Nach dem Mißerfolg nahm der Advokat Heinrich Theodor Koch in Buchholz die Angelegenheit in die Hände.      Neue Schreiben wurden losgelassen, am 11. April 1850 dieses:

     „Der Erbgerichtsgasthof werde ja vorzugsweise von den Bewohner der nahegelegenen Städte besucht, und zwar sowohl an Wochentagen wie auch namentlich sonn- und festtags.

     Auch sei der Gasthof so eingerichtet, daß die Dorfbewohner dort nicht die Unterhaltung finden, welche sie vermöge ihres Standes und ihrer Verhältnisse suchen. Sie gehen deshalb nur selten dahin, nur notgedrungen einmal. Meist gehen sie nach Cranzahl oder Cunersdorf. In einem so bedeutenden Dorf wie Sehma ist die Errichtung einer zweiten Schankstätte neben dem konzessionierten Gasthofe eine gebieterische Notwendigkeit.

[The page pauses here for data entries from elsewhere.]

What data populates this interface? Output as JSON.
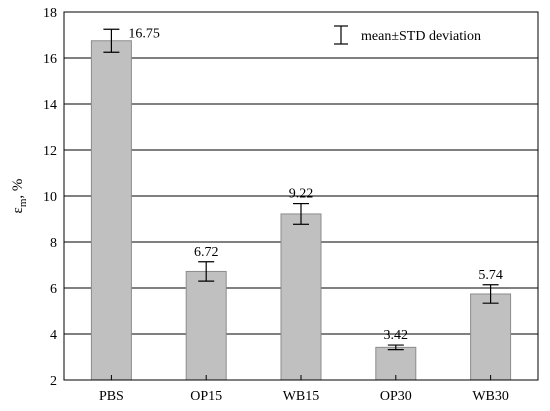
{
  "chart_data": {
    "type": "bar",
    "categories": [
      "PBS",
      "OP15",
      "WB15",
      "OP30",
      "WB30"
    ],
    "values": [
      16.75,
      6.72,
      9.22,
      3.42,
      5.74
    ],
    "errors": [
      0.5,
      0.42,
      0.45,
      0.1,
      0.4
    ],
    "value_labels": [
      "16.75",
      "6.72",
      "9.22",
      "3.42",
      "5.74"
    ],
    "ylabel_main": "ε",
    "ylabel_sub": "m",
    "ylabel_suffix": ", %",
    "ylim": [
      2,
      18
    ],
    "yticks": [
      2,
      4,
      6,
      8,
      10,
      12,
      14,
      16,
      18
    ],
    "ytick_labels": [
      "2",
      "4",
      "6",
      "8",
      "10",
      "12",
      "14",
      "16",
      "18"
    ],
    "grid": true,
    "legend": {
      "label": "mean±STD deviation",
      "placement": "top-right"
    },
    "colors": {
      "bar_fill": "#c0c0c0",
      "bar_stroke": "#8c8c8c",
      "grid": "#000000",
      "axis": "#000000"
    }
  }
}
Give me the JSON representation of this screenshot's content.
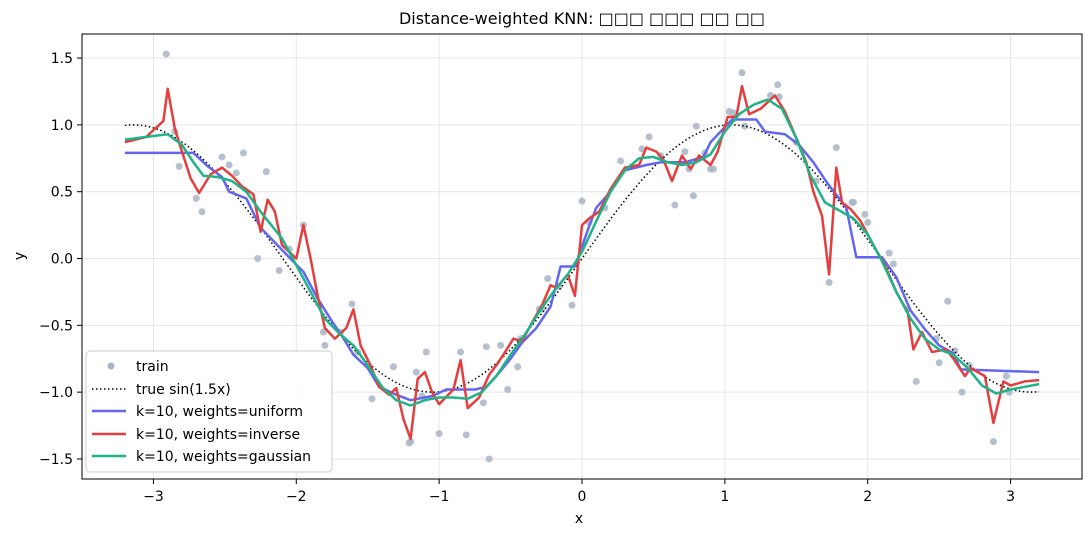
{
  "chart_data": {
    "type": "line",
    "title": "Distance-weighted KNN: □□□ □□□ □□ □□",
    "xlabel": "x",
    "ylabel": "y",
    "xlim": [
      -3.5,
      3.5
    ],
    "ylim": [
      -1.65,
      1.68
    ],
    "xticks": [
      -3,
      -2,
      -1,
      0,
      1,
      2,
      3
    ],
    "xtick_labels": [
      "−3",
      "−2",
      "−1",
      "0",
      "1",
      "2",
      "3"
    ],
    "yticks": [
      -1.5,
      -1.0,
      -0.5,
      0.0,
      0.5,
      1.0,
      1.5
    ],
    "ytick_labels": [
      "−1.5",
      "−1.0",
      "−0.5",
      "0.0",
      "0.5",
      "1.0",
      "1.5"
    ],
    "grid": true,
    "legend_position": "lower-left",
    "legend": {
      "train": "train",
      "truth": "true sin(1.5x)",
      "uniform": "k=10, weights=uniform",
      "inverse": "k=10, weights=inverse",
      "gaussian": "k=10, weights=gaussian"
    },
    "colors": {
      "train": "#a9b4c6",
      "truth": "#000000",
      "uniform": "#6366f1",
      "inverse": "#e53e3e",
      "gaussian": "#1fb488",
      "grid": "#e6e6e6"
    },
    "train_points": [
      [
        -2.91,
        1.53
      ],
      [
        -2.85,
        0.95
      ],
      [
        -2.82,
        0.69
      ],
      [
        -2.7,
        0.45
      ],
      [
        -2.66,
        0.35
      ],
      [
        -2.52,
        0.76
      ],
      [
        -2.47,
        0.7
      ],
      [
        -2.42,
        0.64
      ],
      [
        -2.37,
        0.79
      ],
      [
        -2.27,
        0.0
      ],
      [
        -2.21,
        0.65
      ],
      [
        -2.12,
        -0.09
      ],
      [
        -2.05,
        0.07
      ],
      [
        -1.95,
        0.25
      ],
      [
        -1.81,
        -0.55
      ],
      [
        -1.8,
        -0.65
      ],
      [
        -1.69,
        -0.55
      ],
      [
        -1.61,
        -0.34
      ],
      [
        -1.57,
        -0.7
      ],
      [
        -1.47,
        -1.05
      ],
      [
        -1.32,
        -0.81
      ],
      [
        -1.21,
        -1.38
      ],
      [
        -1.2,
        -1.37
      ],
      [
        -1.16,
        -0.85
      ],
      [
        -1.12,
        -1.03
      ],
      [
        -1.09,
        -0.7
      ],
      [
        -1.0,
        -1.31
      ],
      [
        -0.85,
        -0.7
      ],
      [
        -0.81,
        -1.32
      ],
      [
        -0.69,
        -1.08
      ],
      [
        -0.67,
        -0.66
      ],
      [
        -0.65,
        -1.5
      ],
      [
        -0.57,
        -0.65
      ],
      [
        -0.52,
        -0.98
      ],
      [
        -0.45,
        -0.81
      ],
      [
        -0.43,
        -0.6
      ],
      [
        -0.3,
        -0.38
      ],
      [
        -0.28,
        -0.38
      ],
      [
        -0.24,
        -0.15
      ],
      [
        -0.16,
        -0.21
      ],
      [
        -0.07,
        -0.35
      ],
      [
        0.0,
        0.43
      ],
      [
        0.05,
        0.27
      ],
      [
        0.16,
        0.38
      ],
      [
        0.27,
        0.73
      ],
      [
        0.42,
        0.82
      ],
      [
        0.47,
        0.91
      ],
      [
        0.55,
        0.77
      ],
      [
        0.65,
        0.4
      ],
      [
        0.72,
        0.8
      ],
      [
        0.75,
        0.67
      ],
      [
        0.78,
        0.47
      ],
      [
        0.8,
        0.99
      ],
      [
        0.86,
        0.79
      ],
      [
        0.9,
        0.67
      ],
      [
        0.92,
        0.67
      ],
      [
        1.03,
        1.1
      ],
      [
        1.06,
        1.09
      ],
      [
        1.12,
        1.39
      ],
      [
        1.14,
        0.99
      ],
      [
        1.32,
        1.22
      ],
      [
        1.37,
        1.3
      ],
      [
        1.38,
        1.21
      ],
      [
        1.5,
        0.87
      ],
      [
        1.64,
        0.58
      ],
      [
        1.73,
        -0.18
      ],
      [
        1.78,
        0.83
      ],
      [
        1.89,
        0.42
      ],
      [
        1.9,
        0.42
      ],
      [
        1.98,
        0.33
      ],
      [
        2.0,
        0.27
      ],
      [
        2.15,
        0.04
      ],
      [
        2.18,
        -0.04
      ],
      [
        2.28,
        -0.38
      ],
      [
        2.34,
        -0.92
      ],
      [
        2.48,
        -0.6
      ],
      [
        2.5,
        -0.78
      ],
      [
        2.56,
        -0.32
      ],
      [
        2.61,
        -0.69
      ],
      [
        2.66,
        -1.0
      ],
      [
        2.71,
        -0.8
      ],
      [
        2.88,
        -1.37
      ],
      [
        2.97,
        -0.88
      ],
      [
        2.99,
        -1.0
      ]
    ],
    "uniform_curve": [
      [
        -3.2,
        0.79
      ],
      [
        -2.72,
        0.79
      ],
      [
        -2.62,
        0.69
      ],
      [
        -2.52,
        0.61
      ],
      [
        -2.47,
        0.5
      ],
      [
        -2.35,
        0.45
      ],
      [
        -2.25,
        0.23
      ],
      [
        -2.15,
        0.12
      ],
      [
        -2.05,
        0.01
      ],
      [
        -1.95,
        -0.1
      ],
      [
        -1.85,
        -0.3
      ],
      [
        -1.75,
        -0.47
      ],
      [
        -1.68,
        -0.58
      ],
      [
        -1.6,
        -0.72
      ],
      [
        -1.5,
        -0.82
      ],
      [
        -1.42,
        -0.96
      ],
      [
        -1.3,
        -1.02
      ],
      [
        -1.2,
        -1.06
      ],
      [
        -1.05,
        -1.03
      ],
      [
        -0.95,
        -0.98
      ],
      [
        -0.75,
        -0.98
      ],
      [
        -0.67,
        -0.96
      ],
      [
        -0.6,
        -0.88
      ],
      [
        -0.5,
        -0.75
      ],
      [
        -0.42,
        -0.63
      ],
      [
        -0.32,
        -0.52
      ],
      [
        -0.22,
        -0.36
      ],
      [
        -0.15,
        -0.06
      ],
      [
        -0.05,
        -0.06
      ],
      [
        0.05,
        0.24
      ],
      [
        0.1,
        0.38
      ],
      [
        0.2,
        0.5
      ],
      [
        0.3,
        0.66
      ],
      [
        0.45,
        0.7
      ],
      [
        0.55,
        0.72
      ],
      [
        0.72,
        0.72
      ],
      [
        0.85,
        0.76
      ],
      [
        0.9,
        0.87
      ],
      [
        1.05,
        1.04
      ],
      [
        1.1,
        1.04
      ],
      [
        1.22,
        1.04
      ],
      [
        1.28,
        0.95
      ],
      [
        1.42,
        0.93
      ],
      [
        1.52,
        0.85
      ],
      [
        1.62,
        0.72
      ],
      [
        1.72,
        0.56
      ],
      [
        1.85,
        0.38
      ],
      [
        1.92,
        0.01
      ],
      [
        2.1,
        0.01
      ],
      [
        2.2,
        -0.14
      ],
      [
        2.3,
        -0.39
      ],
      [
        2.4,
        -0.53
      ],
      [
        2.5,
        -0.65
      ],
      [
        2.6,
        -0.71
      ],
      [
        2.65,
        -0.83
      ],
      [
        3.2,
        -0.85
      ]
    ],
    "inverse_curve": [
      [
        -3.2,
        0.87
      ],
      [
        -3.05,
        0.91
      ],
      [
        -2.98,
        0.98
      ],
      [
        -2.93,
        1.03
      ],
      [
        -2.9,
        1.27
      ],
      [
        -2.85,
        0.97
      ],
      [
        -2.8,
        0.8
      ],
      [
        -2.74,
        0.6
      ],
      [
        -2.68,
        0.49
      ],
      [
        -2.6,
        0.63
      ],
      [
        -2.52,
        0.68
      ],
      [
        -2.45,
        0.62
      ],
      [
        -2.38,
        0.54
      ],
      [
        -2.3,
        0.48
      ],
      [
        -2.25,
        0.2
      ],
      [
        -2.2,
        0.44
      ],
      [
        -2.15,
        0.35
      ],
      [
        -2.1,
        0.1
      ],
      [
        -2.05,
        0.05
      ],
      [
        -2.0,
        0.0
      ],
      [
        -1.95,
        0.25
      ],
      [
        -1.9,
        0.0
      ],
      [
        -1.85,
        -0.28
      ],
      [
        -1.8,
        -0.52
      ],
      [
        -1.73,
        -0.6
      ],
      [
        -1.65,
        -0.52
      ],
      [
        -1.6,
        -0.38
      ],
      [
        -1.55,
        -0.65
      ],
      [
        -1.48,
        -0.8
      ],
      [
        -1.42,
        -0.96
      ],
      [
        -1.35,
        -1.02
      ],
      [
        -1.3,
        -0.97
      ],
      [
        -1.25,
        -1.2
      ],
      [
        -1.2,
        -1.35
      ],
      [
        -1.15,
        -0.9
      ],
      [
        -1.1,
        -0.85
      ],
      [
        -1.05,
        -1.0
      ],
      [
        -1.0,
        -1.09
      ],
      [
        -0.9,
        -0.98
      ],
      [
        -0.85,
        -0.76
      ],
      [
        -0.8,
        -1.12
      ],
      [
        -0.72,
        -1.04
      ],
      [
        -0.65,
        -0.87
      ],
      [
        -0.6,
        -0.8
      ],
      [
        -0.55,
        -0.72
      ],
      [
        -0.48,
        -0.6
      ],
      [
        -0.42,
        -0.62
      ],
      [
        -0.35,
        -0.48
      ],
      [
        -0.28,
        -0.35
      ],
      [
        -0.22,
        -0.2
      ],
      [
        -0.18,
        -0.22
      ],
      [
        -0.1,
        -0.12
      ],
      [
        -0.05,
        -0.28
      ],
      [
        0.0,
        0.25
      ],
      [
        0.05,
        0.3
      ],
      [
        0.12,
        0.35
      ],
      [
        0.2,
        0.52
      ],
      [
        0.3,
        0.68
      ],
      [
        0.4,
        0.7
      ],
      [
        0.45,
        0.83
      ],
      [
        0.52,
        0.8
      ],
      [
        0.57,
        0.74
      ],
      [
        0.63,
        0.58
      ],
      [
        0.7,
        0.77
      ],
      [
        0.76,
        0.67
      ],
      [
        0.82,
        0.77
      ],
      [
        0.9,
        0.7
      ],
      [
        0.95,
        0.8
      ],
      [
        1.02,
        1.06
      ],
      [
        1.08,
        1.06
      ],
      [
        1.12,
        1.29
      ],
      [
        1.17,
        1.08
      ],
      [
        1.25,
        1.12
      ],
      [
        1.35,
        1.22
      ],
      [
        1.42,
        1.1
      ],
      [
        1.5,
        0.9
      ],
      [
        1.57,
        0.72
      ],
      [
        1.62,
        0.5
      ],
      [
        1.68,
        0.32
      ],
      [
        1.73,
        -0.12
      ],
      [
        1.78,
        0.68
      ],
      [
        1.82,
        0.42
      ],
      [
        1.88,
        0.37
      ],
      [
        1.95,
        0.28
      ],
      [
        2.05,
        0.08
      ],
      [
        2.12,
        -0.05
      ],
      [
        2.2,
        -0.25
      ],
      [
        2.28,
        -0.4
      ],
      [
        2.32,
        -0.68
      ],
      [
        2.38,
        -0.55
      ],
      [
        2.45,
        -0.7
      ],
      [
        2.55,
        -0.68
      ],
      [
        2.6,
        -0.75
      ],
      [
        2.68,
        -0.88
      ],
      [
        2.72,
        -0.82
      ],
      [
        2.82,
        -0.88
      ],
      [
        2.88,
        -1.23
      ],
      [
        2.95,
        -0.92
      ],
      [
        3.0,
        -0.95
      ],
      [
        3.1,
        -0.92
      ],
      [
        3.2,
        -0.91
      ]
    ],
    "gaussian_curve": [
      [
        -3.2,
        0.89
      ],
      [
        -3.05,
        0.91
      ],
      [
        -2.9,
        0.93
      ],
      [
        -2.8,
        0.85
      ],
      [
        -2.72,
        0.72
      ],
      [
        -2.65,
        0.62
      ],
      [
        -2.55,
        0.61
      ],
      [
        -2.45,
        0.58
      ],
      [
        -2.35,
        0.5
      ],
      [
        -2.25,
        0.35
      ],
      [
        -2.1,
        0.15
      ],
      [
        -2.0,
        -0.05
      ],
      [
        -1.9,
        -0.25
      ],
      [
        -1.8,
        -0.45
      ],
      [
        -1.7,
        -0.56
      ],
      [
        -1.6,
        -0.65
      ],
      [
        -1.5,
        -0.8
      ],
      [
        -1.4,
        -0.96
      ],
      [
        -1.3,
        -1.06
      ],
      [
        -1.2,
        -1.1
      ],
      [
        -1.1,
        -1.06
      ],
      [
        -1.0,
        -1.04
      ],
      [
        -0.9,
        -1.04
      ],
      [
        -0.8,
        -1.05
      ],
      [
        -0.7,
        -1.0
      ],
      [
        -0.6,
        -0.88
      ],
      [
        -0.5,
        -0.72
      ],
      [
        -0.4,
        -0.57
      ],
      [
        -0.3,
        -0.4
      ],
      [
        -0.2,
        -0.25
      ],
      [
        -0.1,
        -0.12
      ],
      [
        0.0,
        0.05
      ],
      [
        0.1,
        0.28
      ],
      [
        0.2,
        0.5
      ],
      [
        0.3,
        0.66
      ],
      [
        0.4,
        0.75
      ],
      [
        0.5,
        0.76
      ],
      [
        0.6,
        0.72
      ],
      [
        0.7,
        0.7
      ],
      [
        0.8,
        0.72
      ],
      [
        0.9,
        0.78
      ],
      [
        1.0,
        0.95
      ],
      [
        1.1,
        1.08
      ],
      [
        1.2,
        1.15
      ],
      [
        1.3,
        1.19
      ],
      [
        1.4,
        1.12
      ],
      [
        1.5,
        0.9
      ],
      [
        1.6,
        0.62
      ],
      [
        1.7,
        0.42
      ],
      [
        1.8,
        0.36
      ],
      [
        1.9,
        0.3
      ],
      [
        2.0,
        0.18
      ],
      [
        2.1,
        -0.02
      ],
      [
        2.2,
        -0.25
      ],
      [
        2.3,
        -0.45
      ],
      [
        2.4,
        -0.6
      ],
      [
        2.5,
        -0.68
      ],
      [
        2.6,
        -0.72
      ],
      [
        2.7,
        -0.82
      ],
      [
        2.8,
        -0.95
      ],
      [
        2.9,
        -1.01
      ],
      [
        3.0,
        -0.98
      ],
      [
        3.1,
        -0.96
      ],
      [
        3.2,
        -0.94
      ]
    ],
    "truth_function": "sin(1.5x)",
    "truth_range": [
      -3.2,
      3.2
    ]
  }
}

     Dem Erbrichter Ahnert war übrigens an dem Besuche der Dörfler in seiner Gaststätte wenig gelegen. Viel wohler würden sich die Dorfleute bei mir fühlen. Ich habe drei Stuben, von dessen ich zwei zur Verfügung meiner Gäste, halten könnte.

     Zuletzt möchte ich noch auf meine Lage als Familienvater hinweisen. Ich habe 6 Kinder und möchte mir aus diesem Grunde noch einige Nahrung verschaffen.“

Zu diesen Begründungen Schmiedels nahm nun auch der Gemeindevorstand nochmals das Wort.     Er führte aus:


•Es sei doch schon in diesem Haus die Konzession einmal gewesen, allerdings sei sie eingegangen. Deshalb werde erneut angesucht. Nur sei es jetzt der Sohn vom Wilhelm Schmiedel.
•Im Erbgericht ist tatsächlich alles nur auf die Städter eingestellt. Unsere Einwohnerschaft wünscht aber noch eine zweite Lokalschänke, wo sie bei einer Flasche Bier oder einem Glas Branntwein beisammen sitzen können, zur gesellschaftlichen Unterhaltung, dann brauchen sie nicht außer Orts zu gehen.
•Bei verschiedenen Vorfällen, z. B. Kindtaufe, Trauung, Leichen u.s.w. waren oft die Leute genötigt, den Branntwein wegen zu hohen Preis aus der Stadt zu beziehen, was alles anders wird, wenn wir noch eine zweite Schankstätte haben.

Unterschrieben ist diese Auslassung vom Gemeinderat:

Chr. Gotthold Epperlein,  Gemeindevorstand
Karl August Oeser
Gottlieb Schubert
Gotthilf Süß
Gottfried Weigel
Traugott Meyer
August Meyer
Gottlieb Hecht
Fiedrich August Hecht


In seinem Bericht an die Kreisdirektion erstattet der Beauftragte und Bearbeiter, Hunger vom Justizamt, Meldung in dem Sinne:


„Der Gasthof zum Erbgericht ist ziemlich großartig eingerichtet und für die Dorfbewohner zum Besuch wenig einladend und geeignet.“


Die Kreisdirektion fordert nun schließlich noch ein Gutachten der Bezirkshauptmannschaft ein, das sich für ablehnende Antwort enschied.

Am Ende entschied sie so:


„Die Lage des Schmiedelschen Grundstückes in unmittelbarer Nähe des Erbgerichtes kann für den in Frage stehenden Zwecks nicht als geeignet angesehen werden. Das Gesuch ist also abzuweisen, und es ist
Obsicht
zu führen, das Schmiedel nicht unbefugterweise dennoch ausübt.“


Im Jahre 1862 wird Schmiedel dann endlich als Schankwirtschaftsbesitzer aufgeführt.